Suatu Ketika di Dunia Paralel
Di dunia paralel, kita ialah
sepasang kakek nenek sekarat.
Bau minyak kayu putih
seperti kematian yang menyengat.
Anak-anak kita sudah lama meninggalkan rumah.
Kartu pos sesekali berkunjung
mengabarkan para cucu yang mulai belajar berjalan.
Matahari terbit dan terbenam tiap hari.
Semesta tak menyisakan waktu bagi kita untuk menyimpan usia,
atau menyembuhkan keriput
dan serangan jantung yang makin kerap.
Kematian seperti luka yang akan kita sembuhkan dengan plester
atau pil pereda nyeri di kotak obat.
Awalnya sebulan,
setahun,
sewindu,
hingga sekian dasawarsa
kita makin akrab dengan tubuh ringkih masing-masing.

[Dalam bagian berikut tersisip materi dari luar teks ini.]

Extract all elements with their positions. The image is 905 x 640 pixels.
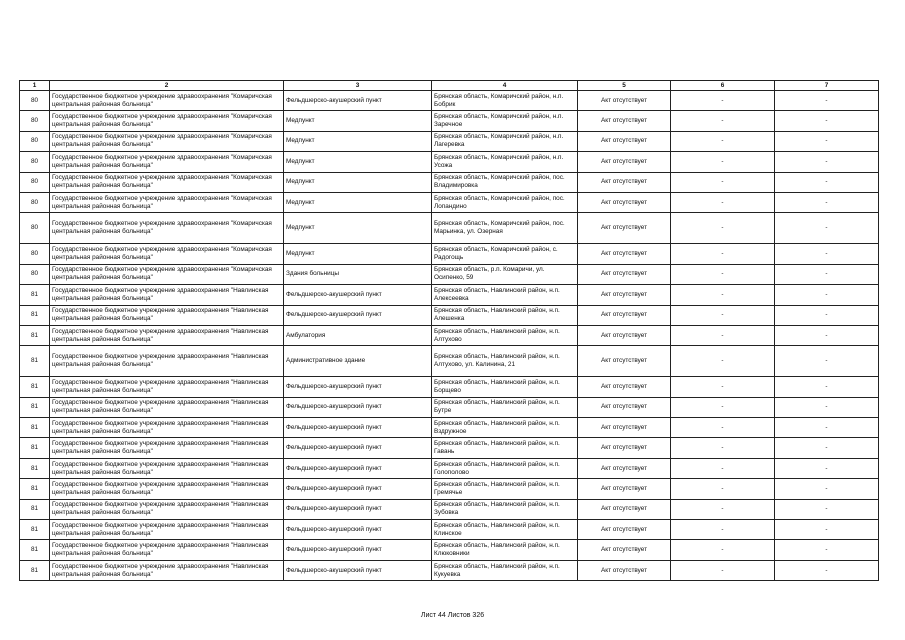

Kalaupun kematian harus bertandang
dan merentang jarak antara aku dan kau, sayangku,
cobalah percaya pada hidup sesudah mati.
Kelak kita akan bercumbu di bawah pohon apel
di taman eden, mencicip kembali
kenakalan masa muda yang kita namakan cinta.
* * *
Di dunia ini, anehnya, kita sibuk berdebat
tentang dominasi patriarki
atau institusi pernikahan,
seakan cinta tak pernah cukup ‘tuk menggenapi hidup.
Malang, 27 Desember 2013
Pada Puing-puing yang Kita Namakan Rumah
Bukan dongeng yang kau bacakan sebelum anak-anak tidur,
tapi tangisku
: hujan tergelincir di terjal bahumu,
rindu yang membanjir.
Tak usah kau susut, biar hanyut
seluruh mimpi yang tak hendak matahari.
Cintamu mendung pagi.
Rumah kita
memar senja memerah setia di sudut hari,
tak sempat menyulam malam di tidurmu yang sunyi.
* * *
Anak-anak berlarian, tak tahu jalan pulang.
Tak usah kau tebarkan remah roti
apalagi lembar puisi.
Biar kaki-kaki kecil mereka belajar mencari rumah.
Biar bibir mereka gemetar mengeja ayah
dan ibu, seperti yang kita ajarkan sejak di buaian dulu.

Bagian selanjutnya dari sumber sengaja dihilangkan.